Après ce décès, il nous faut respecter le combat d’un homme. Car il ne faut pas s’y tromper, Hitchens était en révolte contre la tyrannie, la coercition et la perte de liberté. Et particulièrement contre tous les hommes et femmes de religions : la religion, soulignait Hitchens nous vide de toute vie, car il n’y a rien à vivre lorsqu’on obéit aveuglément à son dieu. Et lorsqu’il critique l’ « amorphisme invertébré » de certains chrétiens qui se complaisent dans la passivité, je ne peux que m’associer à sa conclusion : une foi aveugle conduit à une vie inexistante.

Dans ses critiques, à défaut d’être précis ou même justifié, il était sans merci. Hitchens vidait sa verve acide sur la religion aussi rapidement qu’il vidait son verre. Et il remplissait son verre aussi rapidement que la liste de ses potentiels ennemis. Et ceci aussi est clair : on ne peut critiquer Hitchens de ne pas avoir saisi toutes les occasions d’affirmer ses convictions. Toute question était une opportunité saisie de la retourner contre son interlocuteur et de nous adresser cette question inconfortable : « N’avez vous pas un esprit anormalement naïf ? » (débat avec Doug Wilson, Westminster Theological Seminary). Penser, critiquer, chercher, défendre. Oui, et à n’importe quel prix. Tout débat, toute porte entrouverte était systématiquement enfoncée pour laisser place à la défense de l’athéisme le plus militant. Et cela a fait la gloire d’Hitchens, la renommée d’un combattant pour la vérité qui voulait faire de chacun de nous une meilleure personne.

Mais malgré cela, non. Je ne peux pas considérer avec une de mes connaissances américaines « Hitchens comme un Martin Luther » (voir article). Christopher Hitchens ne m’a pas aidé à mieux penser ma foi, ni même à questionner certaines de ces choses auxquelles je suis fortement attaché. Et non pas parce que c’est impossible, mais parce que Hitchens ne m’a jamais donné de raison de le faire. Son argumentation et son style empêchait trop souvent la possibilité même d’avoir un débat en profondeur, ou même respectueux.
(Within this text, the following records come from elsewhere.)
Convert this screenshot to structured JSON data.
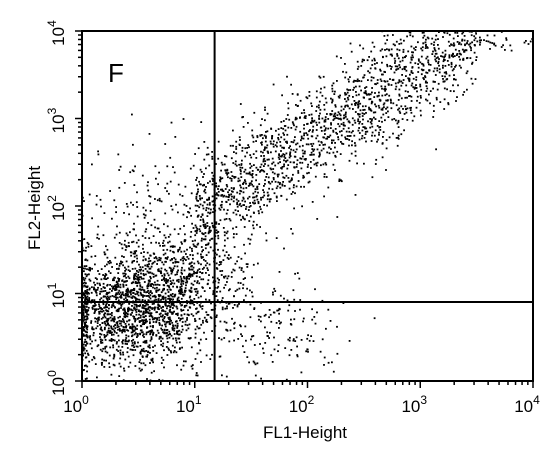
{
  "chart_data": {
    "type": "scatter",
    "title": "",
    "panel_label": "F",
    "xlabel": "FL1-Height",
    "ylabel": "FL2-Height",
    "x_scale": "log",
    "y_scale": "log",
    "xlim": [
      1,
      10000
    ],
    "ylim": [
      1,
      10000
    ],
    "x_ticks": [
      {
        "base": "10",
        "exp": "0"
      },
      {
        "base": "10",
        "exp": "1"
      },
      {
        "base": "10",
        "exp": "2"
      },
      {
        "base": "10",
        "exp": "3"
      },
      {
        "base": "10",
        "exp": "4"
      }
    ],
    "y_ticks": [
      {
        "base": "10",
        "exp": "0"
      },
      {
        "base": "10",
        "exp": "1"
      },
      {
        "base": "10",
        "exp": "2"
      },
      {
        "base": "10",
        "exp": "3"
      },
      {
        "base": "10",
        "exp": "4"
      }
    ],
    "quadrant_gates": {
      "x": 15,
      "y": 8
    },
    "grid": false,
    "legend": "none",
    "point_color": "#000000",
    "clusters": [
      {
        "description": "double-negative population (low FL1, low FL2)",
        "x_log_center": 0.45,
        "y_log_center": 0.8,
        "x_log_sd": 0.33,
        "y_log_sd": 0.32,
        "approx_points": 1500
      },
      {
        "description": "spread toward gate boundary",
        "x_log_center": 0.9,
        "y_log_center": 1.2,
        "x_log_sd": 0.3,
        "y_log_sd": 0.28,
        "approx_points": 450
      },
      {
        "description": "diagonal double-positive population",
        "x_log_range": [
          1.0,
          3.5
        ],
        "y_log_intercept": 1.05,
        "y_log_slope": 0.85,
        "y_log_sd": 0.32,
        "approx_points": 1800
      },
      {
        "description": "low FL2 tail (lower-right quadrant)",
        "x_log_center": 1.7,
        "y_log_center": 0.6,
        "x_log_sd": 0.35,
        "y_log_sd": 0.25,
        "approx_points": 160
      },
      {
        "description": "upper-left scatter",
        "x_log_center": 0.7,
        "y_log_center": 1.8,
        "x_log_sd": 0.35,
        "y_log_sd": 0.45,
        "approx_points": 220
      },
      {
        "description": "high double-positive edge",
        "x_log_range": [
          3.5,
          4.0
        ],
        "y_log_center": 3.87,
        "y_log_sd": 0.05,
        "approx_points": 30
      }
    ]
  }
}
Son plaisir à voir se dérouler sous ses yeux les drames que ses opposants traversent, sa cynique obstination à vouloir salir tout ce qui n’était pas à son image, son dégoût de tout ce qui n’est pas athée : voilà ce qui faisait Hitchens–et il ne s’en cachait pas. Cela faisait partie de son art de tout remettre en question, même ces choses que nous considérons comme faisant partie de la nature du monde. Sans vouloir peindre de lui une image qu’il n’était pas, il ne m’est pas non plus possible de le porter aux nues par simple politesse mortuaire. Ce n’était d’ailleurs pas son style !

Tout cela fait partie de ce que je ne peux pas considérer comme utile ou nécessaire. Cela ne fera jamais de moi quelqu’un de meilleur. Si sa formule : « Bien des gens ont besoin d ‘être traités, par moi, d’une manière dont je ne voudrais pas être traité » est vraie, c’est à son exact opposé que je me situe. Je n’admire pas la verve ou la répartie de quelqu’un pour qui le cynisme absolu est le seul critère. Transformer toute conviction en objet de rire ou de satire ne m’inspire pas. Ridiculiser ceux que nous désapprouvons ne m’impressionne pas. Il n’y a aucune gloire, aucun courage, aucun exemple en cela.

Alors que dire ? Sa disparition est tragique. Ses convictions était ce qu’elles étaient : les siennes, librement et totalement. Mais son style n’a rien d’admirable. Sa maladie est anormale. Mais il ne nous rend pas meilleurs.

Vendredi, il n’y avait certes pas de raison de se réjouir. Christopher Hitchens (1949-2011), cavalier de l’apocalypse. Voilà qui devrait lui plaire.